Makaleyi okumak yerine dinlemek ister misiniz?

 

“Öğret bana” dedi çocuk. “Ben öğrenmek istiyorum.” Öğretmen gülümsedi. “Öğrenmek zordur, gayret ister, aşk ister, çaba ister, çok uzun bir yoldur. Yürüyebilir misin bu yolu? Ben olmasam da yürür müsün bu yolda?” Çocuk bir an düşündü sadece “Evet yürürüm”. “Öyleyse” dedi öğretmen, “Önce öğrenmeyi öğrenmelisin”

ogretmenlerecicek.jpg

Öğretmenler günümüz kutlu olsun. Bir öğretmen olarak hizmet verdiğim yılların bana öğrettiği tek şey var. Bu mesleğin meyveleri çok güzel. Eğer çaba harcamaktan yılmıyor, sevmekten vazgeçmiyor ve gerçekten öğretmek istiyorsanız. Öğretirken öğrenmeye açıksanız, karşınızdaki insana bir birey olarak saygıyla bakıyor. Sözünü kesmeden, küçümsemeden, dizlerinizi kırıp onun gözleriyle aynı seviyeye geliyorsanız, çok yorulduğunuzda, az kazandığınızda, hastalığınızda bunu öğrencilerinize asla yansıtmıyorsanız ve alanınızdaki yenilikleri öğrenmek için çırpınıyorsanız büyük öğretmensiniz.

Öğretmenlik bir hizmet işidir. Ne kadar saygı görseniz de bir hizmet insanısınızdır. Ne benlik kibri, ne gereksiz büyüklük kaygısı sizi sevdirebilir. İyi öğretmen “sen, önce sen” diyen, “Nasılsınız?” diyen öğrencisinin yüzündeki ışığı da, karanlığı da görüp en güzel anda yardım edendir.

Bir çoklarının sandığı gibi öğretmenlik bilgi vermek değildir. Artık dünya altından kalkamayacağımız kadar bilgi ile dolu. Öğretmenlik, öğrenme aşkını canlı tutabilme ve alanına duyduğu aşkı aktarabilme yeteneğidir. Siz bir kere bunu başarın, bakın onlar nasıl kendileri arıyor, nasıl keyifle projeler yapıyor, nasıl birincilikler kazanıyorlar.

Öğretmenlik zor meslektir. Saatlerce ayakta durma, her öğrencinin taleplerini hızlı takip ederken kimsenin kopup gitmemesini size sataşan saldıran öğrencinin aslında ya ailesinde ya kişiliğinde fırtınalar koptuğunu unutmama, anlayış kanadını indirme ve tevazu ile o insanı kazanma yüksek bir ahlak ister.

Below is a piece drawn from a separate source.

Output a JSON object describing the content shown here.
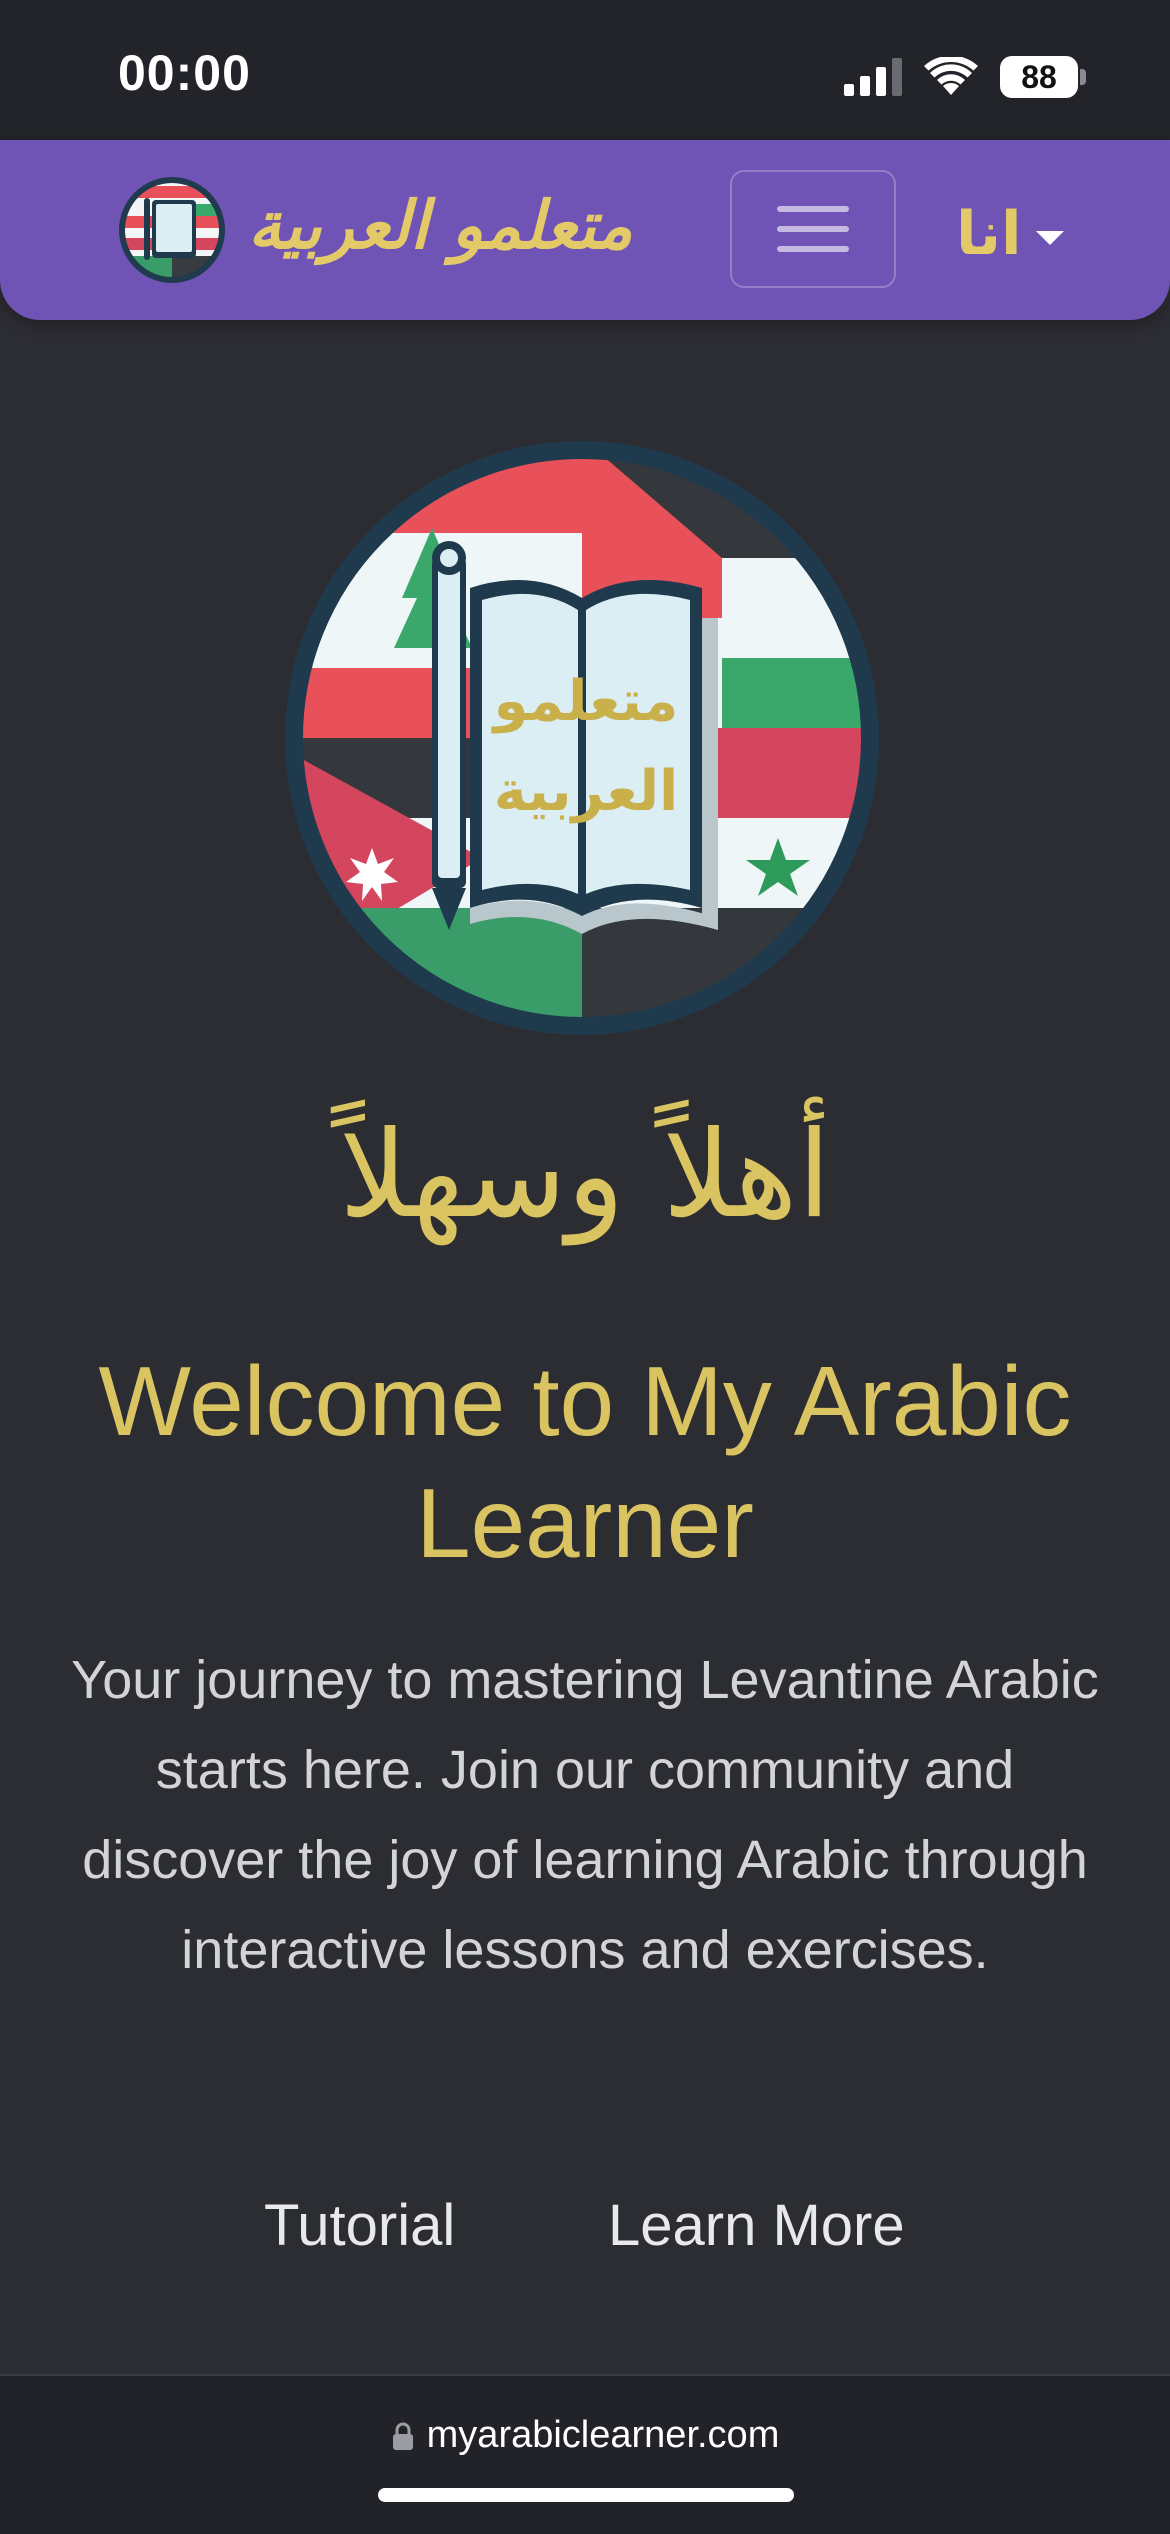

Her şeyden önce onlar sizin emanetinizdir. İnsanların en sevdikleri canlarından bir parçayı kendilerinden daha uzun süre gönderdikleri okulda güvendikleri tek kişidir öğretmen. Bu nedenle öğretmen polis gibidir, doktor gibidir, hakim gibidir, bakıcı gibidir ve öğretmen bir biliminsanı gibidir. Öğrencinin gözündeyse olağanüstü bir yerde bulunur. Bu yeri korumak ve iletişimi sürdürmek titiz bir emek ister.

Öğretmenlik dışarıdan göründüğü gibi bir meslek değildir. Aylarca tatil yapılan yatılıp maaş alınan erken çıkılan ve akşam eve gidilen bir meslek değildir. Maalesef mesleğe bu önyargıyla girip durumun müthiş zorluğunu farkeden ve istifa eden ayrılan ya da kendisine ve başkalarına çok yarar sağlamadan yaşayıp giden öğretmenler de var.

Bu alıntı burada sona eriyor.